For the first time, PM&C’s graduate program will allow aspiring public servants to apply to work in the centre of the central agency — corporate and governance — or its Indigenous affairs line, a unique area that stands apart and is led by one of only two associate secretaries currently employed in the Australian Public Service.
Applicants can also nominate for the standard “generalist” grad program experience that involves rotations between all parts of the organisation.
PM&C explains the chosen few who specialise will complete “rotations within their chosen stream, as well as a ‘minor’ rotations in other parts of the Department to complement their skills” and go on to work in the relevant area.
Despite the demand suggested by its placement in the GradAustralia rankings, PM&C still wants to attract the best and the brightest, through YouTube videos featuring past participants and snapshots of “a day in the life of a graduate” at PM&C.
The federal Department of Finance’s famous YouTube effort tried attract applicants with the promise of readily available paleo pear and banana bread, among other things — dorky or not, the video had impact, which made it a favourite of The Mandarin’s founding publisher Tom Burton.
The best public sector grad programs, indexed
One might cautiously speculate that employers appearing on both lists are those where the expectations of students roughly align with the reality experienced by recent graduate employees.
These include: PM&C, Australia Post, the Bureau of Meteorology, and the Department of Agriculture and Water Resources.
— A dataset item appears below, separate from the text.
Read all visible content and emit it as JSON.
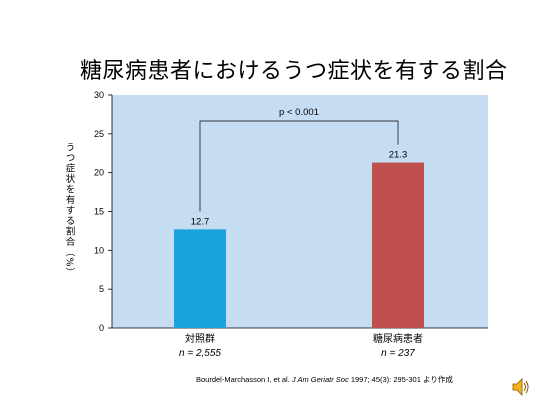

But a lot of other government agencies are more attractive to students than these at the moment.
The most attractive government employer according to the GradAustralia top 100 is the CSIRO at number 5. It is one rank above the federal Department of Education and Training, while Social Services was ranked 11th most attractive.
That list also suggests a lot of students these days see themselves in cloak-and-dagger careers; overseas espionage agency the Australian Secret Intelligence Service is at number 13, closely followed by the Australian Security Intelligence Organisation at 14.
The Department of Health, Australian Bureau of Statistics and Department of Foreign Affairs and Trade also made the top 20 — in slots 15, 16 and 17 respectively. The military was 20th most attractive, the Federal Police 23rd and the Department of Defence at 26th.
Other public sector entities that made the GradAustralia list were the Australian Taxation Office at 30th, the Reserve Bank at 4th, DAWR at 49th, Australia Post at 54th and the Bureau of Meteorology at 64th.